Contrôles au faciès, provocations envers la police dans les quartiers : un problème complexe

Au lendemain du rassemblement en soutien à la famille d'Adama Traoré et plus largement, contre les violences policières, les habitants des quartiers périurbains prennent la parole pour dénoncer des contrôles au faciès à outrance et parfois même, un "racisme systémique dans la police". En face, des jeunes reconnaissent leur part de responsabilité dans les tensions et d'autres appellent à mettre la lumière aussi sur ces policiers qui luttent contre le racisme de certains de leurs collègues.

De nombreuses études démontrent que les contrôles d'identité sont faits au regard du faciès. "Pragmatique" pour certains, "insupportable" pour d'autres. (Photo Thierry Zoccolan / AFP)

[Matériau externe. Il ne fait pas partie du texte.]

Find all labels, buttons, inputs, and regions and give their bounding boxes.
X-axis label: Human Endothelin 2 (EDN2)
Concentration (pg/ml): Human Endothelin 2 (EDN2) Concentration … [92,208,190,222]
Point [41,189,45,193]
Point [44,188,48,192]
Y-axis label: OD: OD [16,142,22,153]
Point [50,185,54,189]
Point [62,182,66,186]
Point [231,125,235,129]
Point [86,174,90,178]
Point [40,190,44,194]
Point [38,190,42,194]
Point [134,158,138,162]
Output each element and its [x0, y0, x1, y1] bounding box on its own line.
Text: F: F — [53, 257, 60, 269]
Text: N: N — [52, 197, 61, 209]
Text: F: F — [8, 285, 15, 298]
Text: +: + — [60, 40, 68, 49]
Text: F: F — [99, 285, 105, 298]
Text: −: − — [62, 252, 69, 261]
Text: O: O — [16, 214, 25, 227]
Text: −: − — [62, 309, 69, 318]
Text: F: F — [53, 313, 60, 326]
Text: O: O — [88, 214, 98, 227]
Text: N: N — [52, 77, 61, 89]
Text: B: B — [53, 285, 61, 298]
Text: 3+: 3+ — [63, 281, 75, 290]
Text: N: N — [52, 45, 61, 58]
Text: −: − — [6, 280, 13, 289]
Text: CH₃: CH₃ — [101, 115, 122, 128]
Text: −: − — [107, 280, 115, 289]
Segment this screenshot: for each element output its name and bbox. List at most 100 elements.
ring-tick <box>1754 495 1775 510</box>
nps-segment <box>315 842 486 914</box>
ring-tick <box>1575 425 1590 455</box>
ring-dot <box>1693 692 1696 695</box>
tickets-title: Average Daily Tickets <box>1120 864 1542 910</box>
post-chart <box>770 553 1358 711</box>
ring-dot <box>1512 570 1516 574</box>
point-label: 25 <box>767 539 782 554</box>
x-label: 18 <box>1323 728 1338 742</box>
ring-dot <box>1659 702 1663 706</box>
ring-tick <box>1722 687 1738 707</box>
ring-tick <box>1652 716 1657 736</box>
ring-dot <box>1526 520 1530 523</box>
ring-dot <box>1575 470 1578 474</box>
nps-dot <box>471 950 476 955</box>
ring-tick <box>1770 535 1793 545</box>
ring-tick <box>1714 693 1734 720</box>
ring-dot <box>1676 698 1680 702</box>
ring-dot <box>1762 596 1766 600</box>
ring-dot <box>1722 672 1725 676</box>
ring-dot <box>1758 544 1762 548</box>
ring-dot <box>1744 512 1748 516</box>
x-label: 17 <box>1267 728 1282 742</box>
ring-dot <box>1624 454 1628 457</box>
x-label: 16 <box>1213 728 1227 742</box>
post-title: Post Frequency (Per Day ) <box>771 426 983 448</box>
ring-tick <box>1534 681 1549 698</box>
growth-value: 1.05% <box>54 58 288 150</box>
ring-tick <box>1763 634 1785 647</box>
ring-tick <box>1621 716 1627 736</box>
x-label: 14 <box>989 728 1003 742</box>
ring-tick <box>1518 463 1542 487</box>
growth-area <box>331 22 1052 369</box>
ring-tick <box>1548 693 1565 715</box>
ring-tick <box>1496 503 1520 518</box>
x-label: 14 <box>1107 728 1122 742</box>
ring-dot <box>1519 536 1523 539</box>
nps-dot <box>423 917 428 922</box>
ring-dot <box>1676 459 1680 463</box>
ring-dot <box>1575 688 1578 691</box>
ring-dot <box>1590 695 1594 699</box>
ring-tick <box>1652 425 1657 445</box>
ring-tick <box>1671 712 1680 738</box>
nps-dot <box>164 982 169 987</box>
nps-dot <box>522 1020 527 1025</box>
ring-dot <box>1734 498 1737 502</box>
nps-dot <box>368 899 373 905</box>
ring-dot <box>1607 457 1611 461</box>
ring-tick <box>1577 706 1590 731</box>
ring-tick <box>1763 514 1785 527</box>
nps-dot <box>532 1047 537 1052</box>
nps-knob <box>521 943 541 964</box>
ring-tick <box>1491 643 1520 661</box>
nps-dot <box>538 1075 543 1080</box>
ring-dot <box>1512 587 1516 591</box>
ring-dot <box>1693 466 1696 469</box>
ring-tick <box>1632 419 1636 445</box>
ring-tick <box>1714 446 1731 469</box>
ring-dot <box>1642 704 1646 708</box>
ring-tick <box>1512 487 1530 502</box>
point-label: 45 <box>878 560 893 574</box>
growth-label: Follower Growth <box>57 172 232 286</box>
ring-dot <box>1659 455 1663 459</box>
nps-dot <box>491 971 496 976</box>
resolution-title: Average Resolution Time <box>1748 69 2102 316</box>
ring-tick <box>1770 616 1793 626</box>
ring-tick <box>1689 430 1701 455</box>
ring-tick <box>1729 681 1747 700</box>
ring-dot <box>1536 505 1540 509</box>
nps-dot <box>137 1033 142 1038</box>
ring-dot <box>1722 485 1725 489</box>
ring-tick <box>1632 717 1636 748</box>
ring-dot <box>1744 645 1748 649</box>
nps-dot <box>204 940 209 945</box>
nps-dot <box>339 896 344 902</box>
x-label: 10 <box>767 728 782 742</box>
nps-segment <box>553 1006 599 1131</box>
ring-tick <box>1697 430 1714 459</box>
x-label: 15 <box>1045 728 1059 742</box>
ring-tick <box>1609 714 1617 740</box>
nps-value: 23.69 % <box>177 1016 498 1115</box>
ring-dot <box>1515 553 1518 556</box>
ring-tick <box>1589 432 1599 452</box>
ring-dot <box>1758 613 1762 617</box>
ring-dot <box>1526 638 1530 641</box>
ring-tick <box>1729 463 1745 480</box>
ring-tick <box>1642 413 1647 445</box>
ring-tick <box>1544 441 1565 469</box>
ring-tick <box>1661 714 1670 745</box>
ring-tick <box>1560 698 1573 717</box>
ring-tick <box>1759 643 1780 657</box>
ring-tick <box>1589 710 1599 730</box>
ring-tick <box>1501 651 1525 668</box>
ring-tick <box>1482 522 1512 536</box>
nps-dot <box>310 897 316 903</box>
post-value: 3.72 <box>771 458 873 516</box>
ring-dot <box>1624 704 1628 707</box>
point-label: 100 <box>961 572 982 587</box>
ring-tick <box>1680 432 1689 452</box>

Un reportage de Clément Bargain pour Sud Radio.

 

Un Français sur trois ne se sent pas sécurité face à la police selon un sondage réalisé pour le Huffington Post. Dans un contexte de mobilisation contre les violences policières, ce sentiment d'insécurité est partagé par de nombreux citoyens. Une enquête qui montre bien qu’un fossé s’est créé entre la police et une partie de la population.

De son côté, Neich se fait régulièrement contrôler par la police et c’est parfois difficile à supporter pour lui.

"Dans les centres commerciaux, si je passe avec un sac et qu'un blanc passe aussi avec un sac, c'est moi qui suis contrôlé, pas l'autre. C'est cela qu'il faut faire bouger un peu."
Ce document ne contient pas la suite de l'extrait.